– Ох, дядя, да если бы я знал-то? А впрочем, я благодарю тебя за предоставленный жизненный урок. Искренне благодарю! – с почтенным преклонением, не мешкая, промолвил Владиус.
– Так-так! Ну что же, я принимаю твою благодарность, племянник, и вдвойне радуюсь тому, что мой урок для тебя, вижу, даром не прошёл! Молодец! Быстро уясняешь! Эх, и вот каково мне будет после моей сенаторской школы в будущем тебя отдавать на растерзание в армейскую пучину? Неужели и правда будет такова воля наших богов?! Что же, поживём – увидим! Да, кстати, насчёт императорской речи не волнуйся. Ты немного потерял. Принцепс, как обычно, я уверен, вещает всем о неизменности избранного пути величия империи, так сказать, сохранении Августова мира или же, другими словами, продолжении пакс Романа, и ещё, стало быть, обещает обеспечить благополучие всем имущим. А неимущим в знак пущего умиротворения их бедных душ в конце благопристойной речи, как водится, обещает раздать вдоволь бесплатного хлеба. И через некоторое время устроить и зрелища. Всё как водится. Ха-ха-ха! Ты ещё не утомился, мой юный друг? Вижу, что нет, тогда я предлагаю нам вдвоём, излишне не медля, наконец-таки отправиться на торговые римские базары в поисках нарядных облачений к званому вечеру. Потому как они нам просто необходимы. Да и городские термы нам также не мешало бы посетить. Ну что, Владиус, в путь?!
– В путь, дядя, я ко всему этому с нетерпением готов!

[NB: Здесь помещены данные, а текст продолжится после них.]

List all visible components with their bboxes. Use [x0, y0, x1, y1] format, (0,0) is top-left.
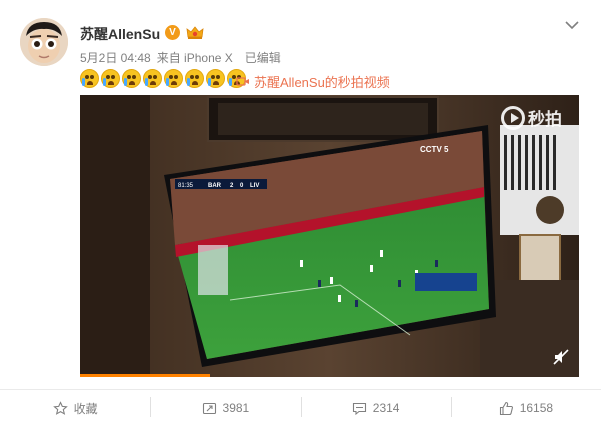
tv-channel-logo: CCTV 5: [420, 145, 449, 154]
action-bar: 收藏 3981 2314 16158: [0, 390, 601, 426]
video-frame: 81:35 BAR 2 0 LIV CCTV 5: [80, 95, 579, 377]
comment-count: 2314: [372, 401, 400, 415]
verified-badge-icon: V: [165, 25, 180, 40]
avatar[interactable]: [20, 18, 68, 66]
favorite-label: 收藏: [73, 401, 98, 416]
comment-icon: [352, 402, 366, 415]
video-progress-bar[interactable]: [80, 374, 210, 377]
repost-icon: [202, 402, 216, 414]
post-source: 来自 iPhone X: [156, 51, 233, 65]
play-icon: [501, 105, 525, 130]
video-player[interactable]: 81:35 BAR 2 0 LIV CCTV 5 秒拍: [80, 95, 579, 377]
miaopai-logo-text: 秒拍: [528, 110, 562, 129]
scoreboard-home-team: BAR: [208, 183, 222, 189]
video-camera-icon: [236, 77, 249, 86]
crown-icon[interactable]: [186, 25, 204, 40]
crying-face-icon: [143, 69, 162, 88]
crying-face-icon: [80, 69, 99, 88]
crying-face-icon: [185, 69, 204, 88]
thumbs-up-icon: [499, 401, 513, 415]
repost-button[interactable]: 3981: [150, 390, 300, 426]
chevron-down-icon[interactable]: [563, 18, 581, 32]
username[interactable]: 苏醒AllenSu: [80, 24, 160, 44]
favorite-button[interactable]: 收藏: [0, 390, 150, 426]
weibo-post-card: 苏醒AllenSu V 5月2日 04:48 来自 iPhone X 已编辑 苏醒A…: [0, 0, 601, 426]
crying-face-icon: [206, 69, 225, 88]
post-date[interactable]: 5月2日 04:48: [80, 51, 151, 65]
crying-face-icon: [101, 69, 120, 88]
comment-button[interactable]: 2314: [300, 390, 451, 426]
like-button[interactable]: 16158: [450, 390, 601, 426]
post-meta: 5月2日 04:48 来自 iPhone X 已编辑: [80, 49, 287, 66]
edited-label[interactable]: 已编辑: [245, 51, 281, 65]
scoreboard-away-team: LIV: [250, 183, 259, 189]
crying-face-icon: [122, 69, 141, 88]
post-text-emojis: [80, 69, 246, 89]
repost-count: 3981: [222, 401, 250, 415]
miaopai-logo: 秒拍: [501, 105, 562, 130]
mute-icon[interactable]: [552, 348, 570, 366]
video-link[interactable]: 苏醒AllenSu的秒拍视频: [236, 72, 390, 91]
video-link-text: 苏醒AllenSu的秒拍视频: [254, 75, 390, 90]
star-icon: [52, 400, 68, 415]
crying-face-icon: [164, 69, 183, 88]
like-count: 16158: [519, 401, 554, 415]
scoreboard-clock: 81:35: [178, 183, 194, 189]
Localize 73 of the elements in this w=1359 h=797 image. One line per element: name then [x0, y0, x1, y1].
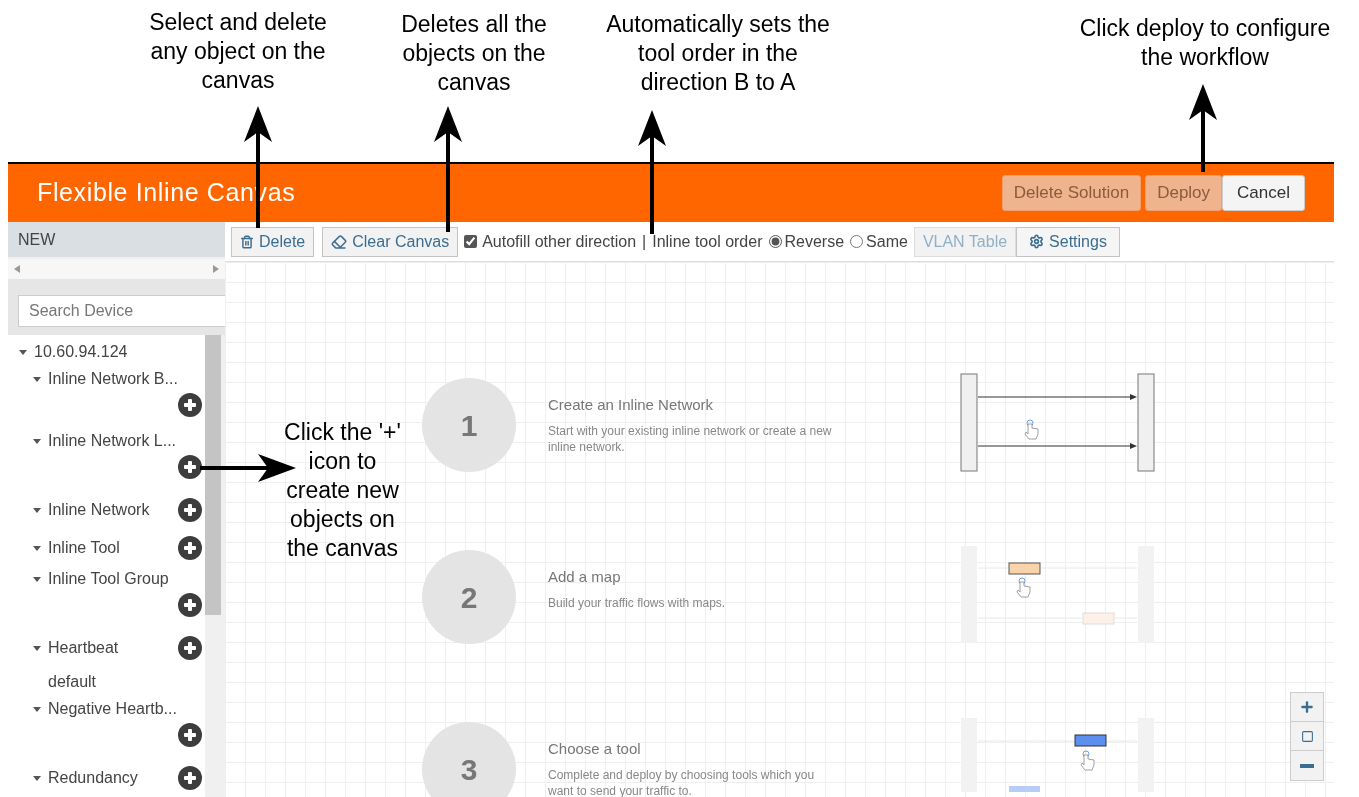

И, услышав столь благоговейные слова из уст племянника, Овидий молча им мысленно возрадовался и, загадочно и в то же время торжествующе улыбнувшись застывшему в дальнейшем ожидании племяннику, повлёк его за собой в сторону дальнего края храмовой площади. Прямиком навстречу ожидавших свершения многих дел! И словно в дивном сказочном сне, перед мысленным взором Владиуса вновь лихо пронеслись приправленные далёкими отголосками шумных городских улиц многолюдные торговые рынки. И будто обрамлённые магией сладострастия приятные часы, проведённые в приятном купании и здравом отдыхе изнутри выложенных мрамором и украшенных изумительной мозаикой и различными скульптурами и статуями величественных Терм Тита. Прокручивая в голове мысленный водоворот, состоящий из ожиданий долгожданного вечера, а также отпечатавшихся в памяти приятных ноток проведённых в жарком кальдариуме с последующим охлаждением тела в фригидариуме и наслаждением от намазывания и соскабливания ароматических лечебных масел, Владиус так замечтался, что толком и не заметил путь к месту назначения благоухающего празднества. И только перед самым входом в роскошную виллу молодой римлянин наконец-то пришёл в себя, в этот же момент поблизости услышал до боли хорошо знакомый и на корню пресекающий всякого рода отвлекающие мысленные затеи эхом пронёсшийся родственный звучный оклик:
– Владиус, ну что ты там встал как неживой, словно предавшись чувству нерешимости. Поздно, мой дорогой племянник, отступать от намеченных судьбой деяний. Ну же, давай соберись и ступай за мной! А то мы и так уж довольно припозднились. И поправь свою тогу.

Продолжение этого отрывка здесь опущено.